Mathers: A clear disadvantage is that the sedation depth cannot be adjusted as required during treatment – and there is always the risk that a patient may become unconscious unintentionally. In addition, the medication usually works beyond the duration of the treatment, so that a recovery phase must be planned. Patients are also not roadworthy after ingestion and should not be discharged alone.
DZW: How is it with dental nitrous oxide sedation?
Mathers: Inhalation sedation with nitrous oxide is a safe and effective method that is becoming increasingly popular in Germany. A special mask construction inhales nitrous oxide concentrations of up to 70 percent through the mouth. However, concentrations between 20 and 50 percent are more common. Nitrous oxide is particularly suitable for anxiolysis in anxious patients, in patients with disturbing gagging and / or swallowing reflexes, and in long-term treatments.
DZW: What are the advantages of nitrous oxide sedation??
Mathers: Thanks to a modern generation of application devices, this form of sedation is very easy to handle and use. Because you can control the sedation depth very precisely by titration, an accidental “slipping” into the unconscious is almost impossible. A potential overseeding can also be quickly recognized by professional monitoring: the patient gets a strict look, is poorly responsive and is no longer able to keep his mouth open. Then the dentist only needs to reduce the concentration of the nitrous oxide. The procedure is very safe, mortality cases in dentistry are not documented.
DZW: And the disadvantages?
Mathers: In very rare cases, patients complain of nausea or dizziness after treatment, and not every patient is suitable for nitrous oxide sedation.

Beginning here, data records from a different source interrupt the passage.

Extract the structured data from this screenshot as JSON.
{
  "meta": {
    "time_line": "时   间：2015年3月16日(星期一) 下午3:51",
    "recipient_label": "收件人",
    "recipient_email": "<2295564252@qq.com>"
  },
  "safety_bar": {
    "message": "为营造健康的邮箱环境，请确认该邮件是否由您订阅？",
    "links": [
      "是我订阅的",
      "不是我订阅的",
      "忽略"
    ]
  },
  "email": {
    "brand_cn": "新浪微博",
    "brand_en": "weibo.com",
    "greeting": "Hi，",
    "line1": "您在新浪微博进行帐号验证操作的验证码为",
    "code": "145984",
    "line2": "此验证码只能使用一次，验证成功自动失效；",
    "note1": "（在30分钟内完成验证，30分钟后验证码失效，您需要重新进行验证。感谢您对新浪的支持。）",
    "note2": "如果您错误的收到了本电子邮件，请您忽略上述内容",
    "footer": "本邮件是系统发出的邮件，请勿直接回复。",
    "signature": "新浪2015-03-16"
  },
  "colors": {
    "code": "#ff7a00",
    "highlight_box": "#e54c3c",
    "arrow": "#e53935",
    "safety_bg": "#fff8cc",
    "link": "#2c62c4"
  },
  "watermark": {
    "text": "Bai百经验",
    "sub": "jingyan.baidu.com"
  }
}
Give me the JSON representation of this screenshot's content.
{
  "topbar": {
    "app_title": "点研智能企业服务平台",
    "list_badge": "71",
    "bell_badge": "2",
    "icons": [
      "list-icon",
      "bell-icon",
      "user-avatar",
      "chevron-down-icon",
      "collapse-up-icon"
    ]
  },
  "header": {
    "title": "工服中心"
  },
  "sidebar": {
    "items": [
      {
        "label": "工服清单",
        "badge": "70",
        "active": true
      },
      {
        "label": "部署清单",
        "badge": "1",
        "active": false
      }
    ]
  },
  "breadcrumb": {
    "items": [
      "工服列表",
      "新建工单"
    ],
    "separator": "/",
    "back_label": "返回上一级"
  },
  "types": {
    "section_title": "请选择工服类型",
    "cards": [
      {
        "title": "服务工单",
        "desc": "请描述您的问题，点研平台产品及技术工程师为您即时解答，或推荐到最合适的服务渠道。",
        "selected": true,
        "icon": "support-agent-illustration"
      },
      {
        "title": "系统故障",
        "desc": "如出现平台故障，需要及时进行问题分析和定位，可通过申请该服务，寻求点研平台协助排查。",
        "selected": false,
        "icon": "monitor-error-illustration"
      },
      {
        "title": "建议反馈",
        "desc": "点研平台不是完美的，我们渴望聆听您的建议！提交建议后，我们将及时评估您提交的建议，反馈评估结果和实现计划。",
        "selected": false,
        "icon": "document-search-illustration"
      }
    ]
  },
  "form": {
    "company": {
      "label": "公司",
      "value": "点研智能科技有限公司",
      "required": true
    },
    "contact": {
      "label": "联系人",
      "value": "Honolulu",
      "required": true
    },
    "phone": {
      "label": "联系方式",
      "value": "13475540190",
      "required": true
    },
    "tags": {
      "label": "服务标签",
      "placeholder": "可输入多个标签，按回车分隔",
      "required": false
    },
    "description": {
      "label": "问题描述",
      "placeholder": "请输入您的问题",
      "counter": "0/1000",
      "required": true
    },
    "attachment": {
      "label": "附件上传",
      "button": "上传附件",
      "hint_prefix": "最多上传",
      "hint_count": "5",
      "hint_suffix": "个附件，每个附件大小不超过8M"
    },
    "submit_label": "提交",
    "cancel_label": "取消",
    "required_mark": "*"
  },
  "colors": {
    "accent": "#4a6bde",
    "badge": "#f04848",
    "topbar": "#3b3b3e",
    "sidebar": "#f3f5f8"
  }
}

For example, patients with chronic lung disease (COPD) should be treated with great caution. The administration of high oxygen concentrations, which is mandatory for nitrous oxide sedation, can cause them to stop breathing. Rare absolute contraindications are pneumothorax, ileus and vitrectomy.
Mentally handicapped people as well as patients with severe psychiatric illnesses or a nasal airway obstruction are also not suitable for the method. Because of the potentially harmful effects of the gas, this also applies to pregnant women, especially in the first trimester. Allergies to nitrous oxide are not known.